UNTER ALLER SAU
Irvine Welshs Romane gelten als schwere Kost. Ohne Rücksicht auf Grammatik oder Rechtschreibung, lässt er seine Figuren so sprechen, wie ihnen der schottische Mund gewachsen ist. Es erscheint ziemlich schwer, für diesen mit nervöser Spannung und viel Eigenwilligkeit durchwachsenen Erzählstil eine passende Filmsprache zu finden. Danny Boyle gelang es jedoch, dank der Verfilmung von Trainspotting Irvine Welsh international bekannt zu machen und auch andere Regisseure für seine Bücher zu interessieren. Jon S. Baird hat sich mit Drecksau eines der schwierigsten Werke ausgesucht, doch seinem Hauptdarsteller James McAvoy gelingt es perfekt, die verstörende Thematik einzufangen und ein ziemlich gutes Arschloch zu sein.

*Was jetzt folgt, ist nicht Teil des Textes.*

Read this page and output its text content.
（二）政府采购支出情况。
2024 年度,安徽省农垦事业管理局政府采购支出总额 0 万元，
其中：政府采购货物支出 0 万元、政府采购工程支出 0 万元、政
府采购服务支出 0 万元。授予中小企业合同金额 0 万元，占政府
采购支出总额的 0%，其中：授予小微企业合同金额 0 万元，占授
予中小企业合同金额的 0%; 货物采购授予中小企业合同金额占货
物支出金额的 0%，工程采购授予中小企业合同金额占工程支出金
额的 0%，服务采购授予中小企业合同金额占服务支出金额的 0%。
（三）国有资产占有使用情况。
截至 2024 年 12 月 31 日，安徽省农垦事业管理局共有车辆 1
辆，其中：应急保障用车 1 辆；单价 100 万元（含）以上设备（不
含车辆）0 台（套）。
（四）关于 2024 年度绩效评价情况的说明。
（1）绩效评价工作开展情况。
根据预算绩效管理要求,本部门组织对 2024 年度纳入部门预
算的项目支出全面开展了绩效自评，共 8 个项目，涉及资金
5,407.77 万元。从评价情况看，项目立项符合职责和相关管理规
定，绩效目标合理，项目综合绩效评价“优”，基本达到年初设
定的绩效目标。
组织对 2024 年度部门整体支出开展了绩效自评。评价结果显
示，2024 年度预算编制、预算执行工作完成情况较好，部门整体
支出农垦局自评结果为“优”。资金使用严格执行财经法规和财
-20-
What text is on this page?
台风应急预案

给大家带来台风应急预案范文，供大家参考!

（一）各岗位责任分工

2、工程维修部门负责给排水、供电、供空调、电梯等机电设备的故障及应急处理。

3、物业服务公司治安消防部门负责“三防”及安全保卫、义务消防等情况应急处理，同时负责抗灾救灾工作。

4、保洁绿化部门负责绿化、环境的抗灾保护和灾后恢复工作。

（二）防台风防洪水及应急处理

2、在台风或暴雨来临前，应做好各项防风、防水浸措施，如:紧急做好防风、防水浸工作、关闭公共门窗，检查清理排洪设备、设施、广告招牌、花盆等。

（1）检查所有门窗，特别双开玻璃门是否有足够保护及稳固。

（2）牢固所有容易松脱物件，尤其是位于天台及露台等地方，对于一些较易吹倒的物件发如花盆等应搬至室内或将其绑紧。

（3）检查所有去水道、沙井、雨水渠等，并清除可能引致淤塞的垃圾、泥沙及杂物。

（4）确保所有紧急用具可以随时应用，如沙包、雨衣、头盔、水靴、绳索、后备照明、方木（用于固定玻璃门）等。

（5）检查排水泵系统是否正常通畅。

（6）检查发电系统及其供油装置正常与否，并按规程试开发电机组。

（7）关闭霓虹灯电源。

Bruce Robertson ist ein korruptes Polizisten-Schwein. Er kokst was das Zeug hält, zwingt minderjährige Opfer zum Oralsex, hat eine Affäre mit der Frau eines Kollegen und lässt auch sonst keine Gelegenheit aus, jemanden in irgendeiner Art und Weise bloßzustellen oder psychisch zu bekriegen. Mit Aussicht auf eine Beförderung, muss er noch dazu in der Vorweihnachtszeit einen rassistisch motivierten Mord aufklären. Der Druck der Öffentlichkeit, der dabei entsteht, passt ihm so gar nicht, denn viel lieber möchte er mit seinem Logenbruder Bladesey in Hamburg die Sau raus lassen und ihn auf andere Gedanken bringen. Dessen Frau wird nämlich von einem Perversling via obszönem Telefonterror belästigt - man muss nicht extra erwähnen, dass es Robertson selbst ist, der hier erneut seine kranken Spielchen auskostet. Als er jedoch eine junge verwitwete Familienmutter kennenlernt, scheint plötzlich die Welt des Polizisten zusammenzubrechen und eine irre Gefühls-Achterbahnfahrt beginnt
Jon S. Baird hat in seiner Adaption gewisse Sequenzen geändert bzw. völlig weggelassen. Nicht der Bandwurm, der in der Buchvorlage die Geschichte erzählt, sondern Robertson selbst schildert sein völlig verkorkstes Leben. Durch die nur am Rande vorkommende traumatische Vergangenheit des Polizisten, fällt eine psychologische Tiefendimension hier komplett weg. Natürlich entsteht im Kopf des Zusehers ein eigenes Bild des Protagonisten, was meist nicht sehr positiv ausfällt, man hat jedoch kaum Zeit, sich viele Gedanken darüber zu machen, denn so manisch-depressiv Robertson agiert, genau so aufwühlend und verstört reagiert man auf die zum Großteil sehr grotesken Bilder. Und eine Frage stellt man sich doch immer wieder: Robertson kann nicht oft genug seine Frau Carole erwähnen, die uns immer wieder leicht bekleidet verführerische Sätze entgegen haucht - und doch sieht man die beiden nie zusammen auftreten. Die Grenzen zwischen Realität und Einbildung verschmelzen vollkommen.
James McAvoy gelingt es, dem Charakter des Polizisten sowohl eine riesige Arschloch-Attitüde zu verpassen, als auch in den ruhigeren Momenten die Menschlichkeit hervorzukehren. Die Tragik, die hinter seinem zerstörerischem Treiben steckt, erreicht am Schluss, wo alles nach Happy End aussieht, den absoluten Höhepunkt. Ein verstörender und zugleich tief emotionaler Thriller, der sich verdammt nochmal starke 9 Punkte verdient!